Furthermore, Romney's description of his tax plan on 60 Minutes was no more specific than the plan he laid out much earlier in the campaign. Seven months ago, Romney said he would cut individual rates by 20 percent while eliminating unnamed loopholes, deductions, and tax credits so that the tax cuts “do not expand deficits.”
But contrary to Doocy's praise of Romney's tax plan, the Tax Policy Center and FactCheck.org have both found that Romney's tax promises do not add up.
The Tax Policy Center found that Romney's plan must either increase the deficit or reduce the average tax burdens of the wealthiest Americans:
We estimate that these components would reduce revenues by $456 billion in 2015 relative to a current policy baseline. According to statements by Governor Romney and his advisors, the remainder of the plan will include policies to offset this revenue loss, although there are no details on how that would be achieved.
[...]
[I]t is not possible to design a revenue-neutral plan that does not reduce average tax burdens and the share of taxes paid by high-income taxpayers under the conditions described above, even when we try to make the plan as progressive as possible. For instance, our calibration of the upper limit suggests that even by eliminating tax expenditures 'starting at the top' -- where we combine the proposed rate cuts with complete elimination of tax expenditures for taxpayers with income over $200,000 -- after-tax income would still increase by 4.1 percent among taxpayers with income over $1,000,000 and 0.8 percent for taxpayers earning between $200,000 to $500,000. (That translates to a tax decrease of $87,000 and $1,800 for those two groups.) However, on average, after-tax income for taxpayers earning less than $200,000 would need to decrease by 1.2 percent, an effective tax increase of $500 per household. (Revenue neutrality would require eliminating 58 percent of total tax expenditures for these households.)

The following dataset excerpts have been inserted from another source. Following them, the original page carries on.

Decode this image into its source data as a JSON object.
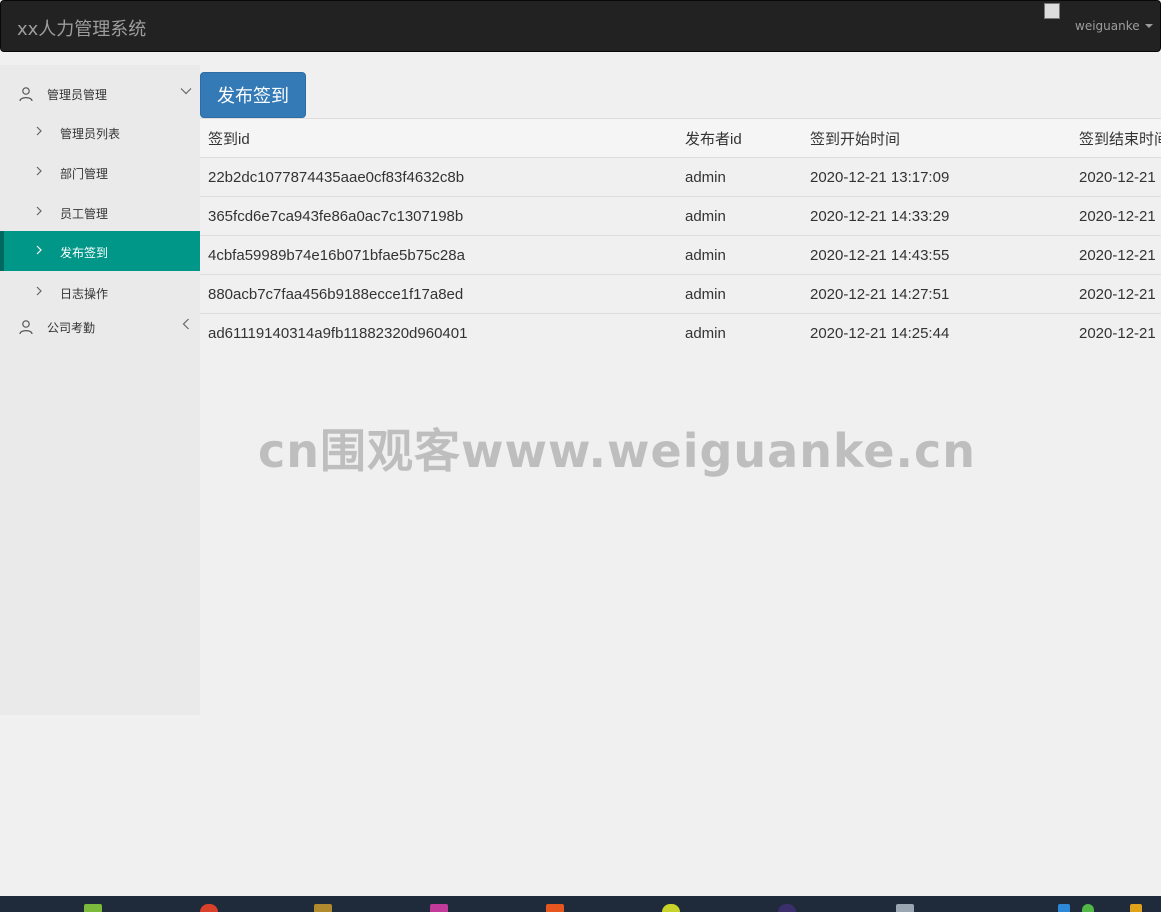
{
  "app": {
    "title": "xx人力管理系统",
    "username": "weiguanke"
  },
  "sidebar": {
    "groups": [
      {
        "label": "管理员管理",
        "items": [
          "管理员列表",
          "部门管理",
          "员工管理",
          "发布签到",
          "日志操作"
        ]
      },
      {
        "label": "公司考勤"
      }
    ],
    "active_item": "发布签到"
  },
  "toolbar": {
    "publish_label": "发布签到"
  },
  "table": {
    "headers": [
      "签到id",
      "发布者id",
      "签到开始时间",
      "签到结束时间"
    ],
    "rows": [
      [
        "22b2dc1077874435aae0cf83f4632c8b",
        "admin",
        "2020-12-21 13:17:09",
        "2020-12-21"
      ],
      [
        "365fcd6e7ca943fe86a0ac7c1307198b",
        "admin",
        "2020-12-21 14:33:29",
        "2020-12-21"
      ],
      [
        "4cbfa59989b74e16b071bfae5b75c28a",
        "admin",
        "2020-12-21 14:43:55",
        "2020-12-21"
      ],
      [
        "880acb7c7faa456b9188ecce1f17a8ed",
        "admin",
        "2020-12-21 14:27:51",
        "2020-12-21"
      ],
      [
        "ad61119140314a9fb11882320d960401",
        "admin",
        "2020-12-21 14:25:44",
        "2020-12-21"
      ]
    ]
  },
  "watermark": "cn围观客www.weiguanke.cn",
  "colors": {
    "navbar": "#222222",
    "accent": "#009688",
    "button": "#337ab7"
  }
}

Relying on information from the Tax Policy Center and the Tax Foundation, Factcheck.org determined that Romney “failed to produce evidence that what he promises is possible”:
[Romney] has steadfastly refused to say which tax preferences would be cut or reduced. He has pointed to the revenue-neutral proposals for rate-cutting put forth by the deficit commission as evidence that what he proposes is possible in theory, but those proposals pay for the cuts largely by taxing capital gains at the higher rates that apply to ordinary income, a measure Romney has specifically ruled out.
So Romney has failed to produce evidence that what he promises is possible. And we judge that the weight of evidence and expert opinion is clear -- it's not possible.